Randy, there are (so far as I know) just a few authors who wrote mostly or entirely in the vein of the antiquarian ghost story, such as James himself, A. N. L. Munby, and so on. Then there'd be authors who wrote some antiquarian ghost stories but also plenty of stories that wouldn't fit the definition. Russell Kirk would be an example.
Or take Lovecraft. It's a while since I read "The Shunned House," but I think that one might qualify as an antiquarian ghost story in the Jamesian sense. None of the "Cthulhu mythos" stories would, even though they may be loaded with antiquarian detail (e.g. "The Shadow Over Innsmouth").
Hmm -- okay, I think we could say this:
To qualify as a Jamesian antiquarian ghost story, a story must
--have a pronounced element of engagement with the past, involving tangible vestiges thereof; these might include manuscripts, artifacts (e.g. a whistle);
--suggest that some degree of scholarly learning is necessary for such resolution of the story as is to occur;
--observe a degree of reticence -- a Jamesian antiquarian ghost story cannot wallow in gore, and will never go in for explicit sexual content;
--include a haunter. However, this haunter need not be the shade of a human being, and indeed typically will not be such.
This last point might be worth discussing. Specifically, though the haunter must not be a living human being, must it be a supernatural being?
I'm thinking of the haunters in the Quatermass story about eerie phenomena, in which it transpires at last that the creatures responsible are Martians. Does the "science fiction" resolution mean that this story can't qualify?
I wouldn't be too quick to admit it to the canon of Jamesian antiquarian ghost stories. No, the more I think of it, the more I would disqualify it. The story eventually settles on a naturalistic explaining-away of the supernatural. It proposes that the devil and demons -- or, at least, the popular notion of horned beings as devils, which admittedly isn't necessarily the same thing -- are due to the Martians. I forget the details, whether there's an element of "race memory," & "telepathy," etc.
I would answer my own question above by saying that, yes, the haunter must be a supernatural being of some sort. It might be something that can be exorcised; it might be an "animated" dead thing that can be settled into death; but it can't simply be a thing that can be shot dead (unless maybe with a silver bullet?).

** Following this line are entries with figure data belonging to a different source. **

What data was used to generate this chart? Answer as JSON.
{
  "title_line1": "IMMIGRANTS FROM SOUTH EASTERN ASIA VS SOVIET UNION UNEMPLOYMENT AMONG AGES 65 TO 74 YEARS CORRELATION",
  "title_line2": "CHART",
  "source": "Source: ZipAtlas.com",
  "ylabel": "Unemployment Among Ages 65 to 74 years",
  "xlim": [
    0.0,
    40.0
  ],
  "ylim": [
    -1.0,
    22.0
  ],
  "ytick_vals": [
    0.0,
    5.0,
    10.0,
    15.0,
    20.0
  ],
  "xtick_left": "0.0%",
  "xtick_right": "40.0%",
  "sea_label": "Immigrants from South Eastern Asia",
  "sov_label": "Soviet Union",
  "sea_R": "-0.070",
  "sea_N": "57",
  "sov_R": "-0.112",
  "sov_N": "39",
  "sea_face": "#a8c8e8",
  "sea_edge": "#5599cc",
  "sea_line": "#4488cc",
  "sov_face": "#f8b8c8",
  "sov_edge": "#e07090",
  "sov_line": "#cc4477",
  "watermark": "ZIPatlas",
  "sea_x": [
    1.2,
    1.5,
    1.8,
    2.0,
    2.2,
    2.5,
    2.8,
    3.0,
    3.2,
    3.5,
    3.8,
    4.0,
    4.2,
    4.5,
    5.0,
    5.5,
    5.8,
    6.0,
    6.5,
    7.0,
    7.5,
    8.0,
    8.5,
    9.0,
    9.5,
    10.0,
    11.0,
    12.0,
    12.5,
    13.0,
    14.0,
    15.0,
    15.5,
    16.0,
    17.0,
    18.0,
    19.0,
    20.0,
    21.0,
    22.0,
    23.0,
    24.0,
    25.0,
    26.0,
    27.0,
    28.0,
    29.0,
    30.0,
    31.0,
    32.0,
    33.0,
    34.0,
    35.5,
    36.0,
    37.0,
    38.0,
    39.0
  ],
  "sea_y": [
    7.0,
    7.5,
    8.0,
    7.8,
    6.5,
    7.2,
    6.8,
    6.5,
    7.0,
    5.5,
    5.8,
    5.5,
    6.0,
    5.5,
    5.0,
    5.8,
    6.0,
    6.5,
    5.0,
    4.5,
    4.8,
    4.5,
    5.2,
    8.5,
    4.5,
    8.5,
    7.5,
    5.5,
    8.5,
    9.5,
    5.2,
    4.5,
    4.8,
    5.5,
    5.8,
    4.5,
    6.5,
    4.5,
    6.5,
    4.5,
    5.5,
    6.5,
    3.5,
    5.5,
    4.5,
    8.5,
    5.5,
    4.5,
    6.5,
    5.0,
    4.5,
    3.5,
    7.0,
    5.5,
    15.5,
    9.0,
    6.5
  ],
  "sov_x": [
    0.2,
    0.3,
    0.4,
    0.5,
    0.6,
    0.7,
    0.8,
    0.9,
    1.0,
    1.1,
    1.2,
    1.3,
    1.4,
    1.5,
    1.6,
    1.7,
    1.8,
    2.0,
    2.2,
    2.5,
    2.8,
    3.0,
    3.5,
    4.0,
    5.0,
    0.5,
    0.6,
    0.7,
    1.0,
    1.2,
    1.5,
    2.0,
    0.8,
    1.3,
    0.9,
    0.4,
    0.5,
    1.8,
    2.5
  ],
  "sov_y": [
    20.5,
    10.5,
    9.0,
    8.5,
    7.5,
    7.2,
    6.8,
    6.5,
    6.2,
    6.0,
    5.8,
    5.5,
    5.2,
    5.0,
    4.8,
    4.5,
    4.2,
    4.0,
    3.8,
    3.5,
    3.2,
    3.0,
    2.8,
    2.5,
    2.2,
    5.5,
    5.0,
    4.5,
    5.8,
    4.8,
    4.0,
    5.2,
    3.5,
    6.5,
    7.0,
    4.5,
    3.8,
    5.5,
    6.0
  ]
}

But now I'm wondering if the 20th-century "Martian" phenomena in the Quatermass story aren't represented as being psychic residua. Can we squeak them back in as "quasi" (whatever that means) supernatural phenomena? Obviously I'd need to refresh my memory of the Quatermass story. I think, though, that in the end I'm going to say it doesn't qualify as a Jamesian antiquarian ghost story (JAGS), but rather may be described as a science fiction story that cleverly uses elements akin to those of the JAGS.
So perhaps the criteria above will work for identifying a given story as JAGS or not, provided "haunter" is taken as something that retains its uncanny quality and is, perhaps, in fact, not susceptible of being quite pinned down according to the categories of daily rational inquiry.